Keyakinan ini bukan hanya sebatas doktrin, melainkan juga menjadi dasar sikap, perilaku, serta cara kita menjalani kehidupan sehari-hari. Mengenal Nabi Muhammad SAW bukan sekadar kewajiban, melainkan kebutuhan iman. Bagaimana mungkin kita beriman kepada beliau tanpa mengetahui siapa beliau? Allah sendiri memerintahkan manusia untuk mengenal dan meneladani Rasulullah, karena beliau diutus sebagai rahmat bagi seluruh alam:

وَمَا أَرْسَلْنَاكَ إِلَّا رَحْمَةً لِّلْعَالَمِينَ

“Dan Kami tidak mengutus engkau (Muhammad), melainkan untuk menjadi rahmat bagi seluruh alam.” (QS. Al-Anbiya: 107)

Ayat ini menunjukkan betapa besar kasih sayang Allah kepada manusia dengan diutusnya Nabi Muhammad SAW. Oleh karena itu, mencintai Nabi bukan hanya perintah, melainkan kebutuhan agar kita bisa mendapatkan rahmat Allah.

Seorang Muslim hendaknya mengetahui secara garis besar siapa Nabi Muhammad SAW, kapan beliau dilahirkan, siapa ayah dan ibunya, serta bagaimana perjalanan hidup beliau sejak kecil hingga menerima wahyu. Nabi Muhammad lahir di Makkah pada tahun 571 M, dikenal dengan Tahun Gajah. Ayah beliau, Abdullah, wafat ketika Nabi masih dalam kandungan, sementara ibunya, Aminah, wafat ketika beliau berusia enam tahun. Sejak kecil, beliau telah merasakan pahitnya kehidupan sebagai yatim piatu, namun semua itu membentuk pribadi yang sabar, tangguh, dan penuh kasih sayang.

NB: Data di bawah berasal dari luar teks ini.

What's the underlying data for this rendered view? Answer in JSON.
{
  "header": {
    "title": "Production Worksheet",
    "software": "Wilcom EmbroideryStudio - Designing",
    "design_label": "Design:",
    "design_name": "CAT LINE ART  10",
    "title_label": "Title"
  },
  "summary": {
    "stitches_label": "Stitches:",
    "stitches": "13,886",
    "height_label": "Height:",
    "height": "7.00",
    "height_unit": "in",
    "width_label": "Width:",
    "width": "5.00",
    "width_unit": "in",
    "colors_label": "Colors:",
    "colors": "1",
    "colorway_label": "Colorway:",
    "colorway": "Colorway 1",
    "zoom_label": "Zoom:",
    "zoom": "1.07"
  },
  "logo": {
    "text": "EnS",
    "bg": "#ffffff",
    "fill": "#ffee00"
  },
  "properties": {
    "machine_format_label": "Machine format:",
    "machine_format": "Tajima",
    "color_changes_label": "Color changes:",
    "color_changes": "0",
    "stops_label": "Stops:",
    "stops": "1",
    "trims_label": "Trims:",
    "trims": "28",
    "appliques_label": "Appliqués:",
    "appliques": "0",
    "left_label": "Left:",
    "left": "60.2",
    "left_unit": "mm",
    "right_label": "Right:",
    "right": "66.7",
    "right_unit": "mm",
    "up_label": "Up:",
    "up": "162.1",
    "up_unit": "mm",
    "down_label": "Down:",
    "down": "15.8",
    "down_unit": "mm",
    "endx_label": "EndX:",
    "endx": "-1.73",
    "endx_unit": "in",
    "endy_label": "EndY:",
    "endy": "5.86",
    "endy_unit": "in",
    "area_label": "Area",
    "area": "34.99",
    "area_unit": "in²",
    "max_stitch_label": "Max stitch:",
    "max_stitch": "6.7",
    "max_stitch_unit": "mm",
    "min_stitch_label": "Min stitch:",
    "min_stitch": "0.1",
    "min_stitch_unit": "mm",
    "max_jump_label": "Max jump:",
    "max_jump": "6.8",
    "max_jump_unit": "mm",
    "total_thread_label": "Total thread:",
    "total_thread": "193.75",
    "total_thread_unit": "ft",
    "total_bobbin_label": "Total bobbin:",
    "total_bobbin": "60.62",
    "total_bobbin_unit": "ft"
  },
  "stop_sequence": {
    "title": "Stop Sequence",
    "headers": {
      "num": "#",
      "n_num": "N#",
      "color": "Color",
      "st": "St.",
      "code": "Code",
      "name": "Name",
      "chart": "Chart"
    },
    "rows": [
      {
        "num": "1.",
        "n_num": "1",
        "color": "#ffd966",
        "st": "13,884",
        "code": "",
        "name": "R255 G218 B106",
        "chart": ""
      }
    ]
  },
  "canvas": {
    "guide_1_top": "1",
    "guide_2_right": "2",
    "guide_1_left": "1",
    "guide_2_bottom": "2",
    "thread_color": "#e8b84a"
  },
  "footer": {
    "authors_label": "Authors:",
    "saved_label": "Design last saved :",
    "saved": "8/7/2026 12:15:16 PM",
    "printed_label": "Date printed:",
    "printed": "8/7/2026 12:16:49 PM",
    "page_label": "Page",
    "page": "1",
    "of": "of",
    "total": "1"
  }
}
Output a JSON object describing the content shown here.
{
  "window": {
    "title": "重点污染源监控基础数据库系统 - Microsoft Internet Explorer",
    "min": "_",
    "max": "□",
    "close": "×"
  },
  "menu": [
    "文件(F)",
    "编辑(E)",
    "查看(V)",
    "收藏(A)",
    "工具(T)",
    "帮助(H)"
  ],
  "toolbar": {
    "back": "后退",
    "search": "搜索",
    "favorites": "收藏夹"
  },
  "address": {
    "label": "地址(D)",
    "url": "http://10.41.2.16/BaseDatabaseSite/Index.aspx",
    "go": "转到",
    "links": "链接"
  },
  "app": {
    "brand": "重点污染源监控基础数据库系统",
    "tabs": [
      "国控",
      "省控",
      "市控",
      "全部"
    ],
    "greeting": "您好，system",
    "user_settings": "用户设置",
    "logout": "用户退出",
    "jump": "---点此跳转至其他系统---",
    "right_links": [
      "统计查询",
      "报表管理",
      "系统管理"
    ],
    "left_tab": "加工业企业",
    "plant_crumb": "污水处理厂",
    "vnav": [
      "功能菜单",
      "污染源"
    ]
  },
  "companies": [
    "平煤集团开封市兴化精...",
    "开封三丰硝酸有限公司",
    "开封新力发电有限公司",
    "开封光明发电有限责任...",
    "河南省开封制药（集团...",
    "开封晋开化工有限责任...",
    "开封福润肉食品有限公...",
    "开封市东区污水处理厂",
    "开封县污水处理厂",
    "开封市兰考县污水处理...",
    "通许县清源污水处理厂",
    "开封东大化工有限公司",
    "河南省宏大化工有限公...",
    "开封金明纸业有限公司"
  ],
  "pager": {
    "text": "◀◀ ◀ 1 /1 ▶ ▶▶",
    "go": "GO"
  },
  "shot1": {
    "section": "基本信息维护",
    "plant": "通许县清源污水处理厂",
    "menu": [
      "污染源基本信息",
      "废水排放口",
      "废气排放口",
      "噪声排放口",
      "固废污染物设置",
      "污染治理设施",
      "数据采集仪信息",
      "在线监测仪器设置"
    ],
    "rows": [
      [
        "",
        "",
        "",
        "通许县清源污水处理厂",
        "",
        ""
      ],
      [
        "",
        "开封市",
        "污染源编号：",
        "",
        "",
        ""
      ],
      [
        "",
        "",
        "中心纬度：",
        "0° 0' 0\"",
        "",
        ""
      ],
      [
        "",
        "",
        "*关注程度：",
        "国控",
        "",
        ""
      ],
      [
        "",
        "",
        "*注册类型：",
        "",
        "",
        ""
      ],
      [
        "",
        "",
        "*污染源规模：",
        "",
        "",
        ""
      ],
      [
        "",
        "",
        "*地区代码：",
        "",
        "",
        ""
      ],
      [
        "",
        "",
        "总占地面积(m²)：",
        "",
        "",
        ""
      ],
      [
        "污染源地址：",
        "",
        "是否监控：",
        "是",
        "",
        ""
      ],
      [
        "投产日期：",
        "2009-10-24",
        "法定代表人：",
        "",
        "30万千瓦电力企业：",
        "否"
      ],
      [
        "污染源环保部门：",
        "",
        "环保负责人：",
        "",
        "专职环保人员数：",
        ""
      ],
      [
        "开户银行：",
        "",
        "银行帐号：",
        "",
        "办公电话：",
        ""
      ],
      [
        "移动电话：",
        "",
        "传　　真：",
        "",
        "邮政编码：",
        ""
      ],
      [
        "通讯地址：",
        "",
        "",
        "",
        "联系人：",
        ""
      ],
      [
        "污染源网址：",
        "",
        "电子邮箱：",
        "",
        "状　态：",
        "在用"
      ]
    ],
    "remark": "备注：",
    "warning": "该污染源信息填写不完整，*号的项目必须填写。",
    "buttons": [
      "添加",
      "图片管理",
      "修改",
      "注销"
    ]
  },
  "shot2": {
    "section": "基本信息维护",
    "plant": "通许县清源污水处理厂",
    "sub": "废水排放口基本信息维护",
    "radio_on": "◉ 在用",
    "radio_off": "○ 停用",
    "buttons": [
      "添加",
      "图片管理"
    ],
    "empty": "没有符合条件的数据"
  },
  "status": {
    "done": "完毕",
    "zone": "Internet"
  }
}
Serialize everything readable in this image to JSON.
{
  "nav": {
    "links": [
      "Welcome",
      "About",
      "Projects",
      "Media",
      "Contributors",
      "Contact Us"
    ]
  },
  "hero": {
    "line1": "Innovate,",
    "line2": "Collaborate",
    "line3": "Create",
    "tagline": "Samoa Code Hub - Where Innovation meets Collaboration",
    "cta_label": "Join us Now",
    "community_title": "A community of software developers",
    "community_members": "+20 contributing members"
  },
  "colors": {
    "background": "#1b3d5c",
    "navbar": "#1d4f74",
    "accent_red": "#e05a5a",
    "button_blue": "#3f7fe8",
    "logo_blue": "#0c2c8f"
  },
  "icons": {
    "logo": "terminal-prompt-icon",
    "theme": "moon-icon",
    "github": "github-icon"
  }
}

Ibarat kita menyukai seseorang, tentu kita ingin mengetahui segala hal tentangnya: di mana ia tinggal, bagaimana sifatnya, serta apa yang membuatnya istimewa. Demikian pula dengan Nabi Muhammad SAW. Rasa cinta kepada beliau tidak cukup hanya terucap di lisan, tetapi harus dibarengi dengan usaha mengenal pribadi beliau lebih dekat. Semakin kita mengenalnya, semakin besar rasa cinta yang tumbuh dalam hati, dan cinta itulah yang akan mendorong kita meneladani akhlak beliau.

 

Namun, iman tidak cukup hanya dengan ucapan. Allah menegaskan bahwa bukti cinta kepada-Nya harus diwujudkan dengan mengikuti sunnah Nabi:

قُلْ إِن كُنتُمْ تُحِبُّونَ اللَّهَ فَاتَّبِعُونِي يُحْبِبْكُمُ اللَّهُ وَيَغْفِرْ لَكُمْ ذُنُوبَكُمْ ۗ وَاللَّهُ غَفُورٌ رَّحِيمٌ

“Katakanlah (Muhammad): Jika kamu benar-benar mencintai Allah, maka ikutilah aku, niscaya Allah mengasihi dan mengampuni dosa-dosamu. Allah Maha Pengampun lagi Maha Penyayang.” (QS. Ali Imran: 31)

Dengan ayat ini jelas bahwa cinta kepada Allah harus diwujudkan melalui ketaatan kepada Rasulullah SAW. Mengaku beriman tanpa meneladani Nabi hanyalah klaim kosong.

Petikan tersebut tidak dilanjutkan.